A former lawyer and investment banker, Guli was drawn to the cause after witnessing the general apathy towards saving water. "Water is our future. Without it, there is no society, no economy, no power, no food and no life. Yet, nobody is talking about it. It should be on the front page of every newspaper and on the top of politicians' lists of issues," she said.
The Australian said she had no idea how bad the crisis was until she came across a startling fact — the world is expected to face 40 per cent shortfall between supply and demand for water by 2030. "I realised how big the problem was. Something bigger had to be done. So I started to run, because running is my way of going around the world and uniting people on an issue.
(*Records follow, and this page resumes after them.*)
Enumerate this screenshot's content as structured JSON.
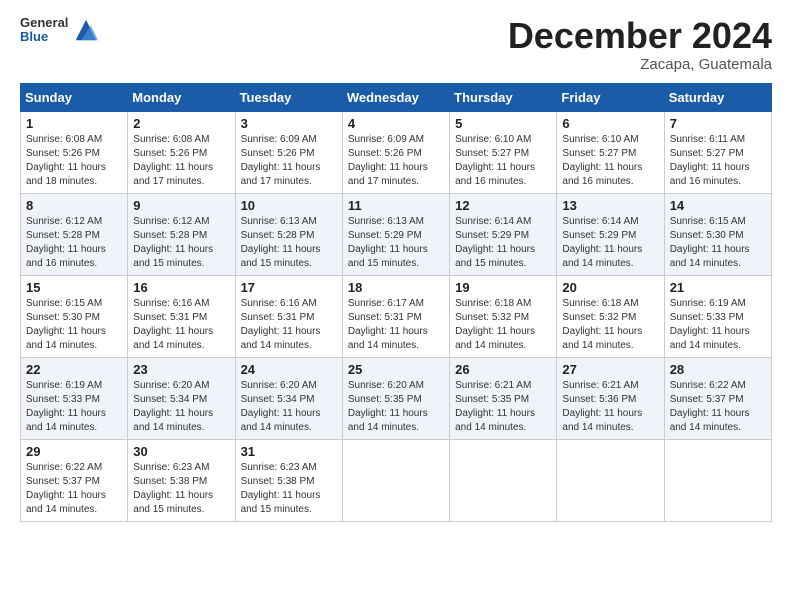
{
  "header": {
    "logo_general": "General",
    "logo_blue": "Blue",
    "month_title": "December 2024",
    "location": "Zacapa, Guatemala"
  },
  "weekdays": [
    "Sunday",
    "Monday",
    "Tuesday",
    "Wednesday",
    "Thursday",
    "Friday",
    "Saturday"
  ],
  "weeks": [
    [
      {
        "day": "1",
        "sunrise": "6:08 AM",
        "sunset": "5:26 PM",
        "daylight": "11 hours and 18 minutes."
      },
      {
        "day": "2",
        "sunrise": "6:08 AM",
        "sunset": "5:26 PM",
        "daylight": "11 hours and 17 minutes."
      },
      {
        "day": "3",
        "sunrise": "6:09 AM",
        "sunset": "5:26 PM",
        "daylight": "11 hours and 17 minutes."
      },
      {
        "day": "4",
        "sunrise": "6:09 AM",
        "sunset": "5:26 PM",
        "daylight": "11 hours and 17 minutes."
      },
      {
        "day": "5",
        "sunrise": "6:10 AM",
        "sunset": "5:27 PM",
        "daylight": "11 hours and 16 minutes."
      },
      {
        "day": "6",
        "sunrise": "6:10 AM",
        "sunset": "5:27 PM",
        "daylight": "11 hours and 16 minutes."
      },
      {
        "day": "7",
        "sunrise": "6:11 AM",
        "sunset": "5:27 PM",
        "daylight": "11 hours and 16 minutes."
      }
    ],
    [
      {
        "day": "8",
        "sunrise": "6:12 AM",
        "sunset": "5:28 PM",
        "daylight": "11 hours and 16 minutes."
      },
      {
        "day": "9",
        "sunrise": "6:12 AM",
        "sunset": "5:28 PM",
        "daylight": "11 hours and 15 minutes."
      },
      {
        "day": "10",
        "sunrise": "6:13 AM",
        "sunset": "5:28 PM",
        "daylight": "11 hours and 15 minutes."
      },
      {
        "day": "11",
        "sunrise": "6:13 AM",
        "sunset": "5:29 PM",
        "daylight": "11 hours and 15 minutes."
      },
      {
        "day": "12",
        "sunrise": "6:14 AM",
        "sunset": "5:29 PM",
        "daylight": "11 hours and 15 minutes."
      },
      {
        "day": "13",
        "sunrise": "6:14 AM",
        "sunset": "5:29 PM",
        "daylight": "11 hours and 14 minutes."
      },
      {
        "day": "14",
        "sunrise": "6:15 AM",
        "sunset": "5:30 PM",
        "daylight": "11 hours and 14 minutes."
      }
    ],
    [
      {
        "day": "15",
        "sunrise": "6:15 AM",
        "sunset": "5:30 PM",
        "daylight": "11 hours and 14 minutes."
      },
      {
        "day": "16",
        "sunrise": "6:16 AM",
        "sunset": "5:31 PM",
        "daylight": "11 hours and 14 minutes."
      },
      {
        "day": "17",
        "sunrise": "6:16 AM",
        "sunset": "5:31 PM",
        "daylight": "11 hours and 14 minutes."
      },
      {
        "day": "18",
        "sunrise": "6:17 AM",
        "sunset": "5:31 PM",
        "daylight": "11 hours and 14 minutes."
      },
      {
        "day": "19",
        "sunrise": "6:18 AM",
        "sunset": "5:32 PM",
        "daylight": "11 hours and 14 minutes."
      },
      {
        "day": "20",
        "sunrise": "6:18 AM",
        "sunset": "5:32 PM",
        "daylight": "11 hours and 14 minutes."
      },
      {
        "day": "21",
        "sunrise": "6:19 AM",
        "sunset": "5:33 PM",
        "daylight": "11 hours and 14 minutes."
      }
    ],
    [
      {
        "day": "22",
        "sunrise": "6:19 AM",
        "sunset": "5:33 PM",
        "daylight": "11 hours and 14 minutes."
      },
      {
        "day": "23",
        "sunrise": "6:20 AM",
        "sunset": "5:34 PM",
        "daylight": "11 hours and 14 minutes."
      },
      {
        "day": "24",
        "sunrise": "6:20 AM",
        "sunset": "5:34 PM",
        "daylight": "11 hours and 14 minutes."
      },
      {
        "day": "25",
        "sunrise": "6:20 AM",
        "sunset": "5:35 PM",
        "daylight": "11 hours and 14 minutes."
      },
      {
        "day": "26",
        "sunrise": "6:21 AM",
        "sunset": "5:35 PM",
        "daylight": "11 hours and 14 minutes."
      },
      {
        "day": "27",
        "sunrise": "6:21 AM",
        "sunset": "5:36 PM",
        "daylight": "11 hours and 14 minutes."
      },
      {
        "day": "28",
        "sunrise": "6:22 AM",
        "sunset": "5:37 PM",
        "daylight": "11 hours and 14 minutes."
      }
    ],
    [
      {
        "day": "29",
        "sunrise": "6:22 AM",
        "sunset": "5:37 PM",
        "daylight": "11 hours and 14 minutes."
      },
      {
        "day": "30",
        "sunrise": "6:23 AM",
        "sunset": "5:38 PM",
        "daylight": "11 hours and 15 minutes."
      },
      {
        "day": "31",
        "sunrise": "6:23 AM",
        "sunset": "5:38 PM",
        "daylight": "11 hours and 15 minutes."
      },
      null,
      null,
      null,
      null
    ]
  ]
}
I won't stop running until there is a solution," she asserted.
Since her journey started, Guli has travelled to the United Kingdom, France, Italy and Uzbekistan. After starting in Delhi on November 23, she reached Valsad, Gujarat, on Wednesday. After running through India, she will move to China, Israel, Ethiopia, Chile, Bolivia, Mexico and Kenya among others. Her route ends in New York on February 11, 2019.
Highlighting unsung heroes
When asked why she picked these countries, she said, "I have chosen the ones where the crisis is bigger but people are trying to find solutions; I want to highlight these people." Besides spreading the word to save every drop of water, Guli's aim is to find stories of unsung heroes, who are making efforts within their communities to save the precious resource. "I alone can't make a difference, we all have to make the message popular," she said.
Guli added that she plans to make a documentary and conduct an exhibition based on the stories she gathers. "I will present the stories to the UN, and then, take them around the world to show the work being done at the grass roots, to inspire people to be a part of the solution," she said. "It has been an emotional roller coaster. I have met a lot of interesting people, who have heard about my run and come to tell me about their efforts," she said, giving examples of farmers using drip irrigation to save water, and some others organising puppet shows to spread the message.